5 nm Ultrathin Crystalline Ferroelectric P(VDF‐TrFE)‐Brush Tuned for Hysteresis‐Free Sub 60 mV dec−1 Negative‐Capacitance Transistors

• Published in: Advanced materials (Weinheim) Vol. 35; no. 22; pp. e2300478 - n/a
• Main Authors: Cho, Hyunmin, Jin, Hye‐Jin, Lee, Sol, Jeon, Seungbae, Cho, Yongjae, Park, Sam, Jang, Myeongjin, Widiapradja, Livia Janice, Ryu, Du Yeol, Park, Ji Hoon, Kim, Kwanpyo, Im, Seongil
• Format: Journal Article
• Language: English
• Published: Germany Wiley Subscription Services, Inc 01.06.2023
• Subjects: Brushes; Capacitance; Difluorides; Energy dissipation; Ferroelectric materials; Ferroelectricity; Field effect transistors; Hysteresis; hysteresis‐free operation; Integrated circuits; Materials science; MoS 2; negative capacitance; P(VDF‐TrFE)‐brushes; subthreshold swing; Thickness; Transistors; Vinylidene; MoS 2; subthreshold swing; field-effect transistors; hysteresis-free operation; negative capacitance; P(VDF-TrFE)-brushes
• ISSN: 0935-9648; 1521-4095
• DOI: 10.1002/adma.202300478

Negative‐capacitance field‐effect transistors (NC‐FETs) have gathered enormous interest as a way to reduce subthreshold swing (SS) and overcome the issue of power dissipation in modern integrated circuits.

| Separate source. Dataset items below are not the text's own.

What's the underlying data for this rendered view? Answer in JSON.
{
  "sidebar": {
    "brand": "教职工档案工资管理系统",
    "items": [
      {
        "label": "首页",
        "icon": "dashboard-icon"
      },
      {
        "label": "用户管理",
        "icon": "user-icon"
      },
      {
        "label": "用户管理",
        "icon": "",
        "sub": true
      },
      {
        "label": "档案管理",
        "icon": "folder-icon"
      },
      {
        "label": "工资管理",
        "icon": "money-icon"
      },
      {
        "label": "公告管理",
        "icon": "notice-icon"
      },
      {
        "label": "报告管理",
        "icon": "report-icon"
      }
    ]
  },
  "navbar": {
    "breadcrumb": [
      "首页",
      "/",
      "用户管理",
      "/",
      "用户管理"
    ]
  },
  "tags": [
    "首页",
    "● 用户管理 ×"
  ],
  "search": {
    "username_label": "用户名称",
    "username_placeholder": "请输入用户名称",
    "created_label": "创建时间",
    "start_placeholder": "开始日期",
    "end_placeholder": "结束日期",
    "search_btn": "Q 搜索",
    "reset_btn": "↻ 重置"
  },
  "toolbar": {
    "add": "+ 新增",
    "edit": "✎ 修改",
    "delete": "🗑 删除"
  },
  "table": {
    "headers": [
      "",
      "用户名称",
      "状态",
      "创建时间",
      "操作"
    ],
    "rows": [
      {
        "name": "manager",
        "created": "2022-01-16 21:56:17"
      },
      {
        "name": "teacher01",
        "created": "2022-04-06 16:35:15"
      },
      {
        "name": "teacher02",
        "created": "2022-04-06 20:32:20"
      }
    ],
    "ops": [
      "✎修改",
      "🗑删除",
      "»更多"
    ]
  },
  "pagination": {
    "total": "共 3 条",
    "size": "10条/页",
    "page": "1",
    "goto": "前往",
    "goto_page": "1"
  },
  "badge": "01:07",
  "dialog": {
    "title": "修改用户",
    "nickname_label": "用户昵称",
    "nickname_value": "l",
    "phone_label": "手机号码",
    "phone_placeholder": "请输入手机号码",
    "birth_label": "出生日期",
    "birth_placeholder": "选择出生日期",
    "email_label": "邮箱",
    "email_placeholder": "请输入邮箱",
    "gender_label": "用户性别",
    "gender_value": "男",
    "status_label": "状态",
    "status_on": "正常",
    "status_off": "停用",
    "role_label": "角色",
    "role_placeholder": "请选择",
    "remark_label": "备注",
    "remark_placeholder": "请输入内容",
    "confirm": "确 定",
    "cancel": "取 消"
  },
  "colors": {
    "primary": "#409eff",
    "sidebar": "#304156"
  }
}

For stable NC behavior at low operating voltages, the development of ultrathin ferroelectrics (FE), which are compatible with the industrial process, is of great interest. Here, a new scalable ultrathin ferroelectric polymer layer is developed based on trichloromethyl (CCl3)‐terminated poly(vinylidene difluoride‐co‐trifloroethylene) (P(VDF‐TrFE)) to achieve the state‐of‐the‐art performance of NC‐FETs. The crystalline phase of 5–10 nm ultrathin P(VDF‐TrFE) is prepared on AlOX by a newly developed brush method, which enables an FE/dielectric (DE) bilayer. FE/DE thickness ratios are then systematically tuned at ease to achieve ideal capacitance matching. NC‐FETs with optimized FE/DE thickness at a thickness limit demonstrate hysteresis‐free operation with an SS of 28 mV dec−1 at ≈1.5 V, which competes with the best reports. This P(VDF‐TrFE)‐brush layer can be broadly adapted to NC‐FETs, opening an exciting avenue for low‐power devices. An ultrathin crystalline ferroelectric polymer based on trichloromethyl (CCl3)‐terminated poly(vinylidene difluoride‐co‐trifloroethylene) (P(VDF‐TrFE)) is developed on AlOX to realize negative‐capacitance metal–oxide–semiconductor field‐effect transistors (MOSFETs) with a MoS2 channel. Systematic adjustment of the thickness ratio between the polymer and dielectric AlOX achieves a hysteresis‐free FET with a minimum subthreshold swing of 28 mV dec−1, operating at less than 2 V.